Docker Compose vulnerability opens door to host-level writes – patch pronto

Summary

Docker Compose contained a high-severity path traversal bug (CVE-2025-62725, CVSS 8.9) in its handling of OCI-based Compose artifacts that could let attackers trick Compose into writing arbitrary files on the host. Imperva researcher Ron Masas found that Compose trusted layer annotations and performed a literal path join with the local cache directory without canonicalisation or validation, allowing crafted annotations to escape the cache and write anywhere the Compose process could.
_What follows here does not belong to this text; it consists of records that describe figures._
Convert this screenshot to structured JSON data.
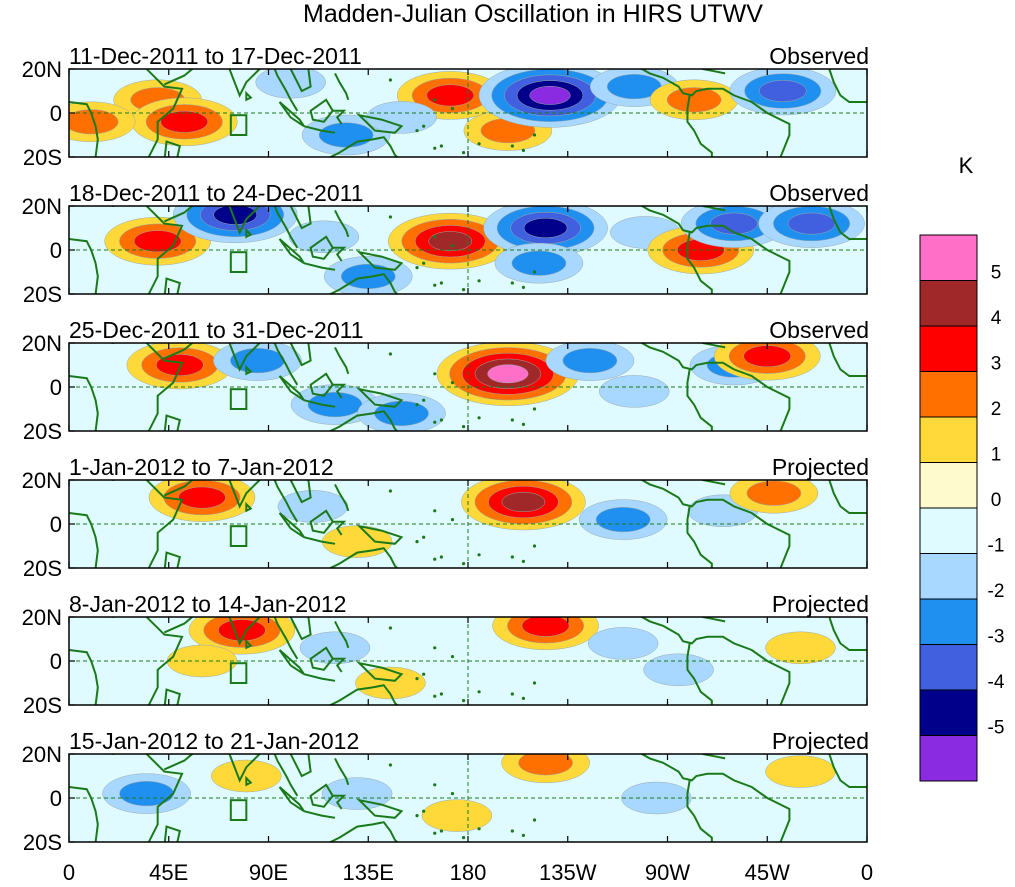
{
  "chart_data": {
    "type": "heatmap",
    "title": "Madden-Julian Oscillation in HIRS UTWV",
    "colorbar": {
      "unit": "K",
      "labels": [
        "5",
        "4",
        "3",
        "2",
        "1",
        "0",
        "-1",
        "-2",
        "-3",
        "-4",
        "-5"
      ],
      "colors": [
        "#ff6ec7",
        "#a02828",
        "#ff0000",
        "#ff7000",
        "#ffd93a",
        "#fffacd",
        "#e0fbff",
        "#a8d8ff",
        "#2090f0",
        "#4060e0",
        "#00008b",
        "#8a2be2"
      ]
    },
    "x_ticks": [
      "0",
      "45E",
      "90E",
      "135E",
      "180",
      "135W",
      "90W",
      "45W",
      "0"
    ],
    "y_ticks": [
      "20N",
      "0",
      "20S"
    ],
    "panels": [
      {
        "period": "11-Dec-2011 to 17-Dec-2011",
        "status": "Observed",
        "anomalies": [
          {
            "lon": 40,
            "lat": 6,
            "value": 2
          },
          {
            "lon": 52,
            "lat": -4,
            "value": 3
          },
          {
            "lon": 10,
            "lat": -4,
            "value": 2
          },
          {
            "lon": 125,
            "lat": -10,
            "value": -2
          },
          {
            "lon": 172,
            "lat": 8,
            "value": 3
          },
          {
            "lon": 198,
            "lat": -8,
            "value": 2
          },
          {
            "lon": 217,
            "lat": 8,
            "value": -5
          },
          {
            "lon": 255,
            "lat": 12,
            "value": -2
          },
          {
            "lon": 282,
            "lat": 6,
            "value": 2
          },
          {
            "lon": 322,
            "lat": 10,
            "value": -3
          },
          {
            "lon": 100,
            "lat": 14,
            "value": -1
          },
          {
            "lon": 150,
            "lat": -2,
            "value": -1
          }
        ]
      },
      {
        "period": "18-Dec-2011 to 24-Dec-2011",
        "status": "Observed",
        "anomalies": [
          {
            "lon": 40,
            "lat": 4,
            "value": 3
          },
          {
            "lon": 75,
            "lat": 16,
            "value": -4
          },
          {
            "lon": 115,
            "lat": 6,
            "value": -1
          },
          {
            "lon": 135,
            "lat": -12,
            "value": -2
          },
          {
            "lon": 172,
            "lat": 4,
            "value": 4
          },
          {
            "lon": 215,
            "lat": 10,
            "value": -4
          },
          {
            "lon": 212,
            "lat": -6,
            "value": -2
          },
          {
            "lon": 260,
            "lat": 8,
            "value": -1
          },
          {
            "lon": 285,
            "lat": 0,
            "value": 3
          },
          {
            "lon": 300,
            "lat": 12,
            "value": -3
          },
          {
            "lon": 335,
            "lat": 12,
            "value": -3
          }
        ]
      },
      {
        "period": "25-Dec-2011 to 31-Dec-2011",
        "status": "Observed",
        "anomalies": [
          {
            "lon": 50,
            "lat": 10,
            "value": 3
          },
          {
            "lon": 85,
            "lat": 12,
            "value": -2
          },
          {
            "lon": 120,
            "lat": -8,
            "value": -2
          },
          {
            "lon": 150,
            "lat": -12,
            "value": -2
          },
          {
            "lon": 198,
            "lat": 6,
            "value": 5
          },
          {
            "lon": 235,
            "lat": 12,
            "value": -2
          },
          {
            "lon": 255,
            "lat": -2,
            "value": -1
          },
          {
            "lon": 300,
            "lat": 10,
            "value": -2
          },
          {
            "lon": 315,
            "lat": 14,
            "value": 3
          }
        ]
      },
      {
        "period": "1-Jan-2012 to 7-Jan-2012",
        "status": "Projected",
        "anomalies": [
          {
            "lon": 60,
            "lat": 12,
            "value": 3
          },
          {
            "lon": 110,
            "lat": 8,
            "value": -1
          },
          {
            "lon": 130,
            "lat": -8,
            "value": 1
          },
          {
            "lon": 205,
            "lat": 10,
            "value": 4
          },
          {
            "lon": 250,
            "lat": 2,
            "value": -2
          },
          {
            "lon": 295,
            "lat": 6,
            "value": -1
          },
          {
            "lon": 318,
            "lat": 14,
            "value": 2
          }
        ]
      },
      {
        "period": "8-Jan-2012 to 14-Jan-2012",
        "status": "Projected",
        "anomalies": [
          {
            "lon": 78,
            "lat": 14,
            "value": 3
          },
          {
            "lon": 60,
            "lat": 0,
            "value": 1
          },
          {
            "lon": 120,
            "lat": 6,
            "value": -1
          },
          {
            "lon": 145,
            "lat": -10,
            "value": 1
          },
          {
            "lon": 215,
            "lat": 16,
            "value": 3
          },
          {
            "lon": 250,
            "lat": 8,
            "value": -1
          },
          {
            "lon": 275,
            "lat": -4,
            "value": -1
          },
          {
            "lon": 330,
            "lat": 6,
            "value": 1
          }
        ]
      },
      {
        "period": "15-Jan-2012 to 21-Jan-2012",
        "status": "Projected",
        "anomalies": [
          {
            "lon": 35,
            "lat": 2,
            "value": -2
          },
          {
            "lon": 80,
            "lat": 10,
            "value": 1
          },
          {
            "lon": 130,
            "lat": 2,
            "value": -1
          },
          {
            "lon": 215,
            "lat": 16,
            "value": 2
          },
          {
            "lon": 175,
            "lat": -8,
            "value": 1
          },
          {
            "lon": 265,
            "lat": 0,
            "value": -1
          },
          {
            "lon": 330,
            "lat": 12,
            "value": 1
          }
        ]
      }
    ]
  }
}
Docker responded quickly and released a fix; users are advised to upgrade to Compose v2.40.2. In a related patch, Docker also fixed a Windows Desktop installer DLL hijack (EUVD-2025-36191, 8.8) caused by an insecure DLL search order, addressed in Desktop 4.49.0. The Desktop release notes also warn future releases will require at least Windows 10 22H2 / Windows 11 23H2.

Key Points

  • CVE-2025-62725: Compose’s OCI artifact support trusted layer annotations and could be abused for path traversal, allowing host-level file writes.
  • Imperva’s Ron Masas discovered the flaw; NIST/ENISA assigned high severity ratings (8.9 for Compose, 8.8 for the Desktop installer issue).
  • Attack vector: a malicious remote OCI artifact or crafted annotation that causes Compose to write outside its cache directory.
  • Fixes: upgrade Docker Compose to v2.40.2; upgrade Docker Desktop to 4.49.0 to close the DLL hijack vector.
  • Risk surface: CI/CD runners, local dev stacks, build pipelines and cloud workspaces that consume remote Compose artifacts.
  • Mitigation advice: sanitize and canonicalise paths, validate remote artefacts, and follow OWASP/ Docker guidance — keep host and Docker up to date.

Context and Relevance

Compose is widely used as a lightweight orchestration layer across development and deployment workflows, making this a meaningful supply-chain and local-host risk. The bug highlights how trusting metadata (in this case, OCI layer annotations in YAML) and reconstructing files automatically from remote sources can quietly breach security boundaries. The separate Windows installer DLL hijack shows Docker has had multiple high-severity fixes recently — so patching quickly is sensible operational hygiene.

Why should I read this

Short and blunt: if you run Docker Compose or Docker Desktop, patch now. An attacker could trick you into fetching a malicious artifact and end up dropping files on your machine or escalating via a DLL placed in a Downloads folder. We skimmed the technical detail and pulled the useful bits — upgrade to Compose v2.40.2 and Desktop 4.49.0, validate OCI artefacts, and keep your host updated. That’s the immediate take-away.